Not that they loved him to a man exactly; for that he was too paradoxical, too complicated, made up of too many souls and colours. In some respects, indeed, his relationship with his superiors – and in particular with Misha Gavron, his Chief – was more that of a gruffly tolerated outsider than of a trusted equal. He had no tenure, but mysteriously sought none. His power base was rickety and forever shifting, according to whom he had last offended in his quest for the expedient allegiance. He was not a sabra; he lacked the élitist background from the kibbutzim, the universities, and the crack regiments that, to his dismay, increasingly supplied the narrowing aristocracy of his service. He was out of tune with their polygraphs, their computers, and their ever-growing faith in American-style power-plays, applied psychology, and crisis management. He loved the diaspora and made it his speciality at a time when most Israelis were zealously and self-consciously refurbishing their identity as Orientals. Yet obstacles were what Kurtz thrived on and rejection was what had made him. He could fight, if need be, on every front at once, and what they would not give him freely one way he took by stealth another. For love of Israel. For peace. For moderation. And for his own cussed right to make his impact and survive.

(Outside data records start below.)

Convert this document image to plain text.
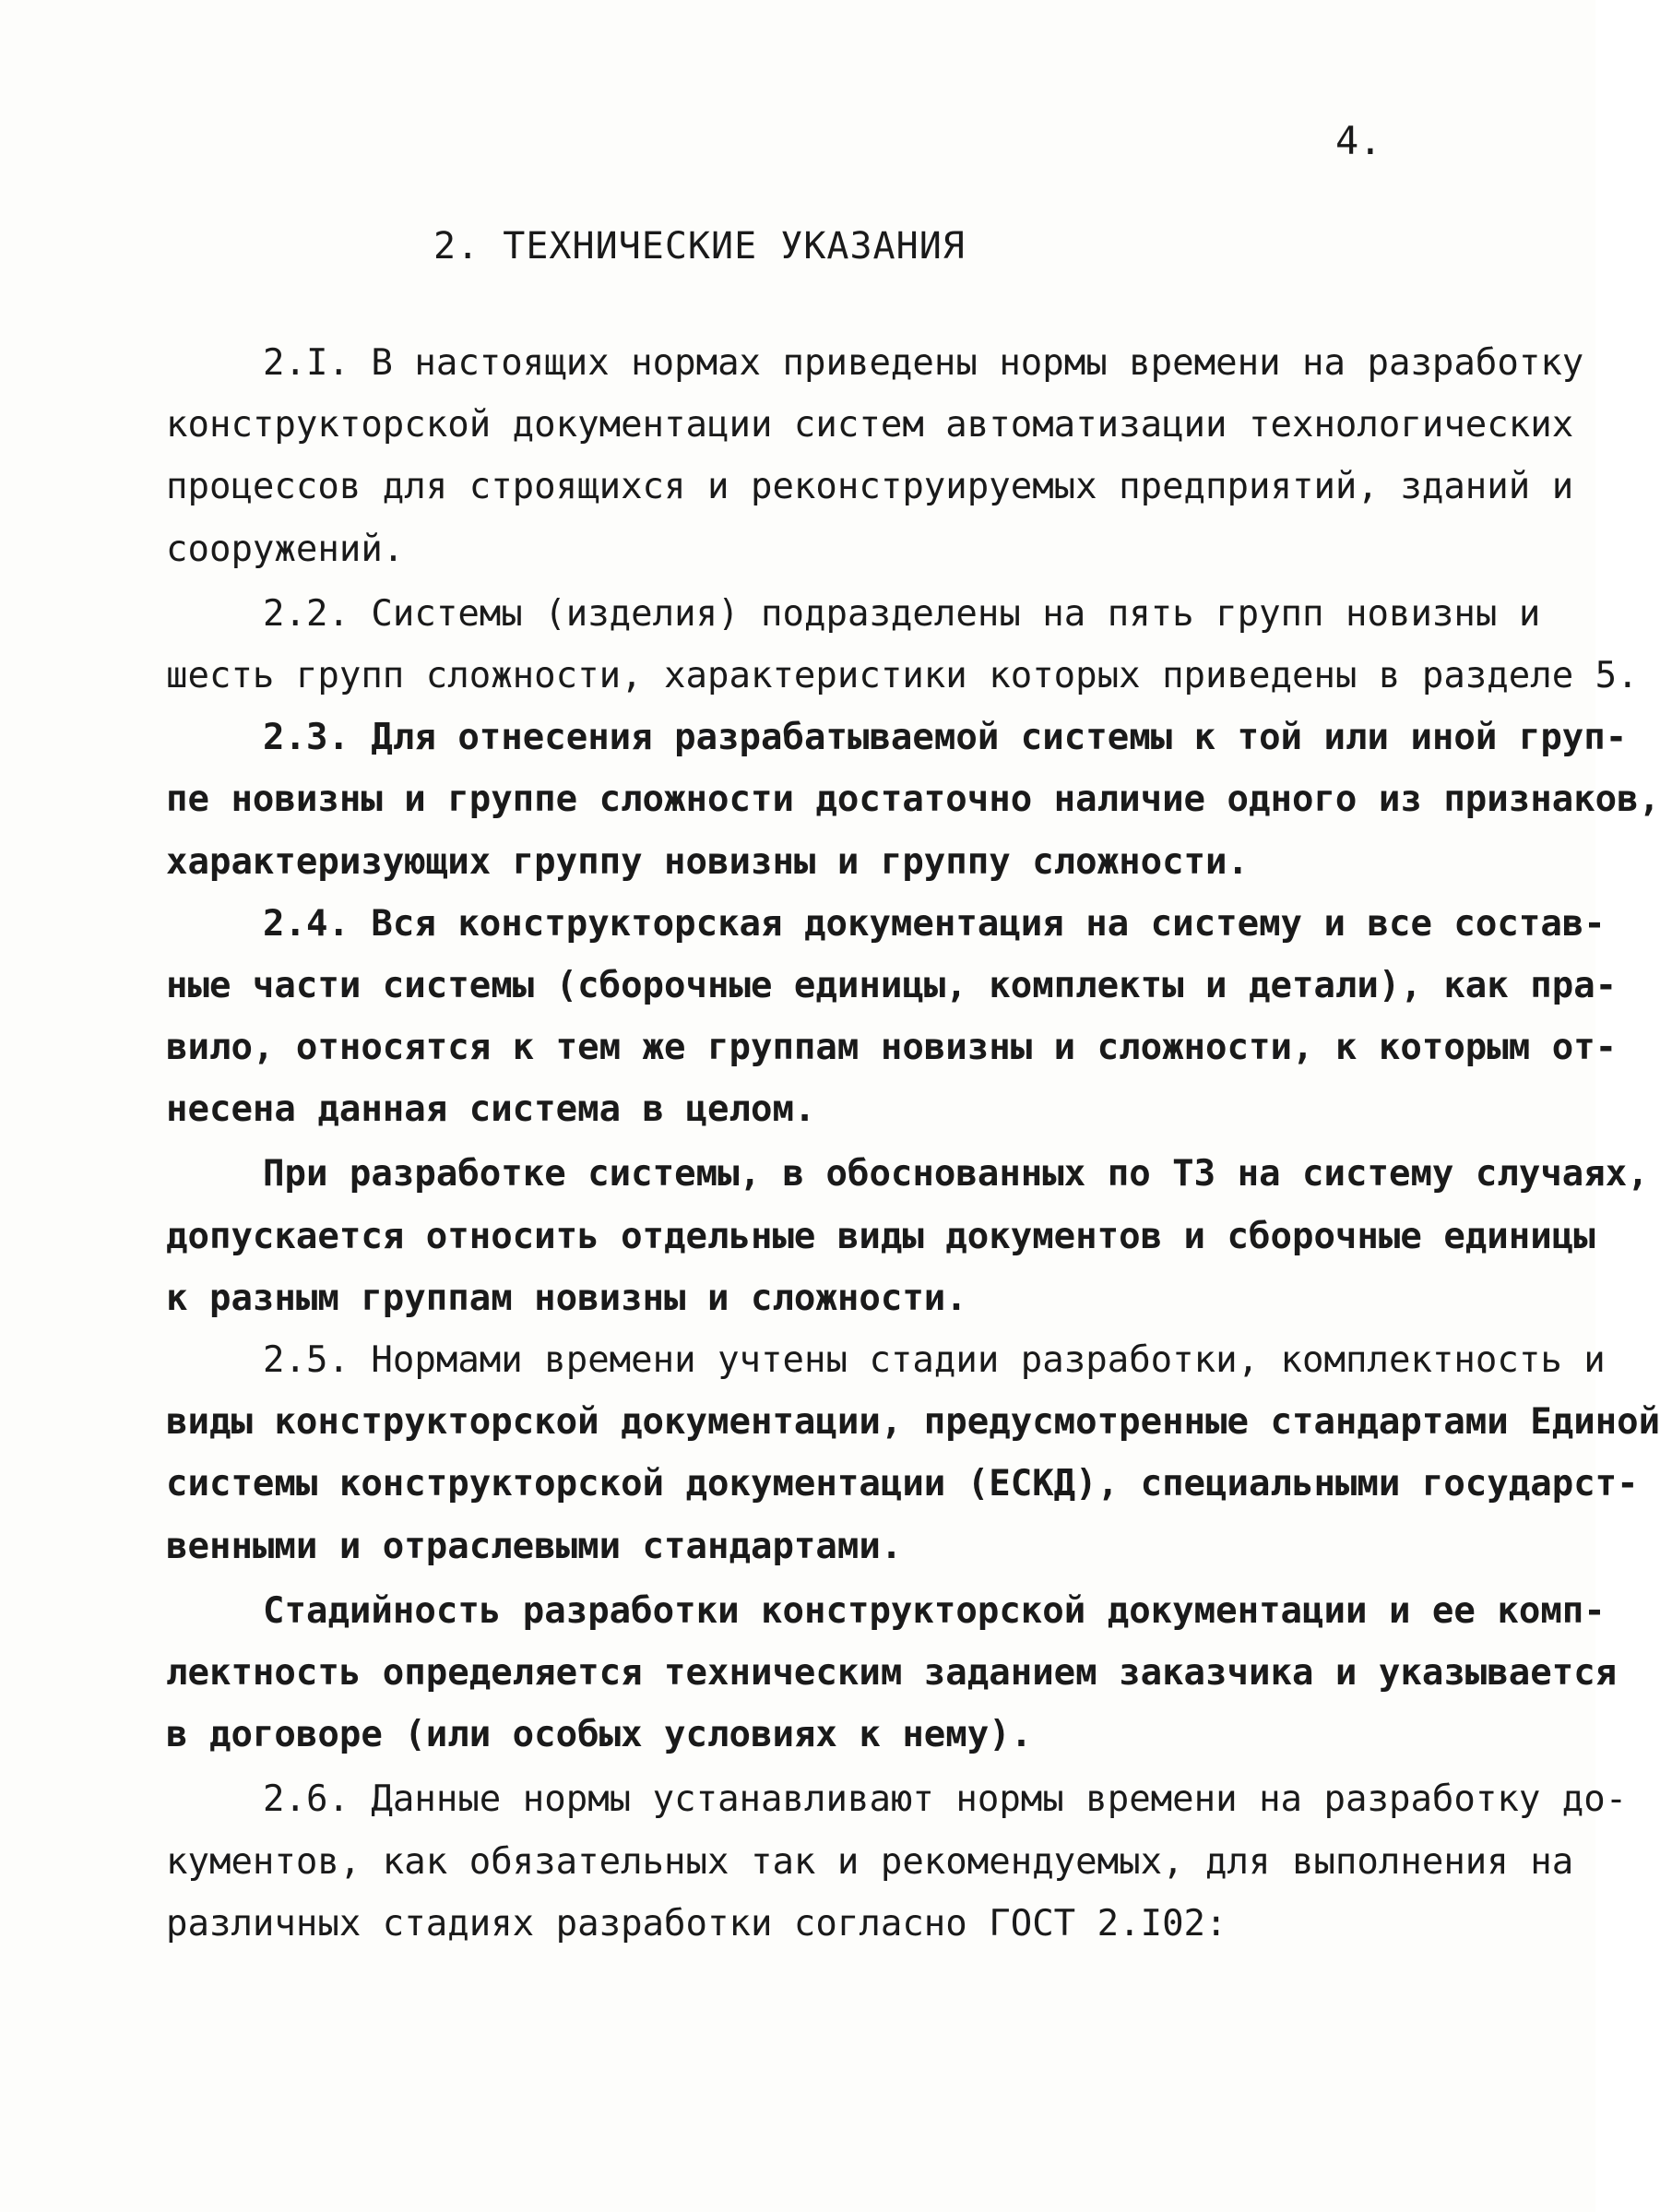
4.
2. ТЕХНИЧЕСКИЕ УКАЗАНИЯ
2.I. В настоящих нормах приведены нормы времени на разработку
конструкторской документации систем автоматизации технологических
процессов для строящихся и реконструируемых предприятий, зданий и
сооружений.
2.2. Системы (изделия) подразделены на пять групп новизны и
шесть групп сложности, характеристики которых приведены в разделе 5.
2.3. Для отнесения разрабатываемой системы к той или иной груп-
пе новизны и группе сложности достаточно наличие одного из признаков,
характеризующих группу новизны и группу сложности.
2.4. Вся конструкторская документация на систему и все состав-
ные части системы (сборочные единицы, комплекты и детали), как пра-
вило, относятся к тем же группам новизны и сложности, к которым от-
несена данная система в целом.
При разработке системы, в обоснованных по ТЗ на систему случаях,
допускается относить отдельные виды документов и сборочные единицы
к разным группам новизны и сложности.
2.5. Нормами времени учтены стадии разработки, комплектность и
виды конструкторской документации, предусмотренные стандартами Единой
системы конструкторской документации (ЕСКД), специальными государст-
венными и отраслевыми стандартами.
Стадийность разработки конструкторской документации и ее комп-
лектность определяется техническим заданием заказчика и указывается
в договоре (или особых условиях к нему).
2.6. Данные нормы устанавливают нормы времени на разработку до-
кументов, как обязательных так и рекомендуемых, для выполнения на
различных стадиях разработки согласно ГОСТ 2.I02:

At what stage in the chase he had hit upon his plan probably not even Kurtz himself could have said. Such plans began in him deep down, like a rebellious impulse waiting for a cause, then welled out of him almost before he was aware of them. Did he dream it up when the bomber’s trademark was confirmed? Or while he was eating his pasta up there on the Cecilian Heights overlooking Godesberg, and began to recognise what a fine catch he could make out of Alexis? Before. Long before. It must be done, he had told anyone who would listen after a particularly menacing session of Gavron’s steering committee, that spring. If we don’t take the enemy from inside his own camp, those clowns in the Knesset and Defence will blow up the whole of civilisation in their hunt for him. Some of his researchers swore it went back even further in time, and that Gavron had suppressed a similar scheme twelve months ago. Never mind. The certainty is that operational preparations were well under way before the boy had been conclusively tracked down, even if Kurtz assiduously held back all intimation of them from the scathing glance of Misha Gavron, and fudged his records in order to deceive him. Gavron is Polish for rook. His craggy black looks and parched bellow could have belonged to no other creature.